Malaysian crude palm oil futures rose more than 2 percent on Monday, tracking an increase in rival soyabean oil prices and supported by a weakening ringgit currency. Traders said palm oil prices were also helped by steady crude oil, which remained well above $75 a barrel.
The benchmark October contract on the Bursar Malaysia Derivatives Exchange finished 53 ringgit, or 2.1 percent, to 2,636 ringgit ($762) per tonne. "Palm oil is getting all the help from soyabean oil gains on Chicago Board of Trade and from the ringgit falling even further today," said a leading trader.
"Crude oil may have gone lower but it is still above $75 a barrel, which has brought the palm biofuels story back to life all over again." Other traded months rose between 43 and 80 ringgit. Overall traded volume shot up to 27,119 lots of 25 tonnes each from 10,000 lots that are usually change on a routine day.

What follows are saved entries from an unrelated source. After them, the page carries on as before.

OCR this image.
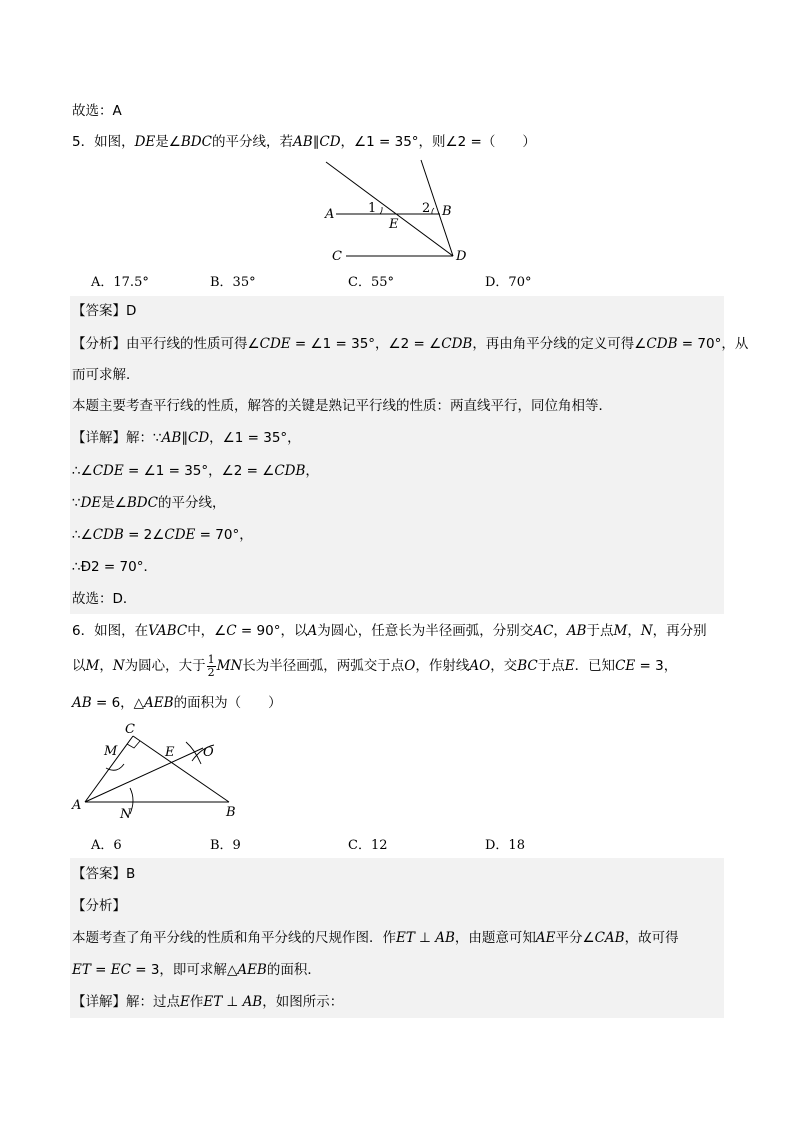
故选：A
5．如图，DE是∠BDC的平分线，若AB∥CD，∠1 = 35°，则∠2 =（　　）
A	1	2 B
E
C	D
A．17.5°	B．35°	C．55°	D．70°
【答案】D
【分析】由平行线的性质可得∠CDE = ∠1 = 35°，∠2 = ∠CDB，再由角平分线的定义可得∠CDB = 70°，从
而可求解．
本题主要考查平行线的性质，解答的关键是熟记平行线的性质：两直线平行，同位角相等．
【详解】解：∵AB∥CD，∠1 = 35°，
∴∠CDE = ∠1 = 35°，∠2 = ∠CDB，
∵DE是∠BDC的平分线，
∴∠CDB = 2∠CDE = 70°，
∴Ð2 = 70°．
故选：D．
6．如图，在VABC中，∠C = 90°，以A为圆心，任意长为半径画弧，分别交AC，AB于点M，N，再分别
以M，N为圆心，大于 $\frac{1}{2}$ MN长为半径画弧，两弧交于点O，作射线AO，交BC于点E．已知CE = 3，
AB = 6，△AEB的面积为（　　）
C
M	E O
A
N	B
A．6	B．9	C．12	D．18
【答案】B
【分析】
本题考查了角平分线的性质和角平分线的尺规作图．作ET ⊥ AB，由题意可知AE平分∠CAB，故可得
ET = EC = 3，即可求解△AEB的面积．
【详解】解：过点E作ET ⊥ AB，如图所示：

The Malaysian ringgit remained weak on Monday after last week's fall, hovering around 3.460 ringgit per dollar as selling of Asia's high-yielding currencies resumed and tensions in global equity and credit markets remained. A weaker ringgit against the dollar makes ringgit-based palm oil cheaper for overseas buyers.
Soyabean oil futures on the Chicago Board of Trade rose on Friday supported by the $2 per barrel rally in crude oil, which climbed over $77. Soyaoil settled 0.15 cent to 0.27 cent per lb. higher, with August up 0.17 at 36.76 cents. On Monday during the electronic trade, the contract rose more than 1 percent to 37.15 cents a lb.
Oil prices dipped on Monday as investors took profits after US crude prices leapt more than $2 to their second-highest close on record, fuelled by upbeat signals on the US economy and nagging supply worries.
US crude for September delivery fell 29 cents to $76.73 a barrel, eating on Friday's $2.07 or 2.76 percent surge that took oil to just one cent shy of its record-high settlement price of $77.03, marked on July 14, 2006.
London's Brent crude, which lagged the US market with a gain of $1.08 on Friday, fell 23 cents to $76.03. Crude oil often lends support to vegetable oils, including palm and soyabean, because of their growing use in making bodiless, which competes with petroleum diesel.
Exports of palm oil have begun to rise after slow sales in June, as buyers across Asia lock in supplies for festivals such as the Chinese mid-Autumn festival and the Muslim holy month of Ramazan, both due in September.
Palm oil is less than 5 percent off an historic high of 2,764 ringgit reached in June on robust demand from top importers India and China and dwindling supplies at home. October palm oil on Singapore's Joint Asian Derivatives Exchange was up $33.50 at $780 a tonne.
In the physical market, crude palm oil for August shipment in Malaysia's southern region was quoted at 2,725/2,730 ringgit a tonne. Deals were done at 2,720 ringgit a tonne.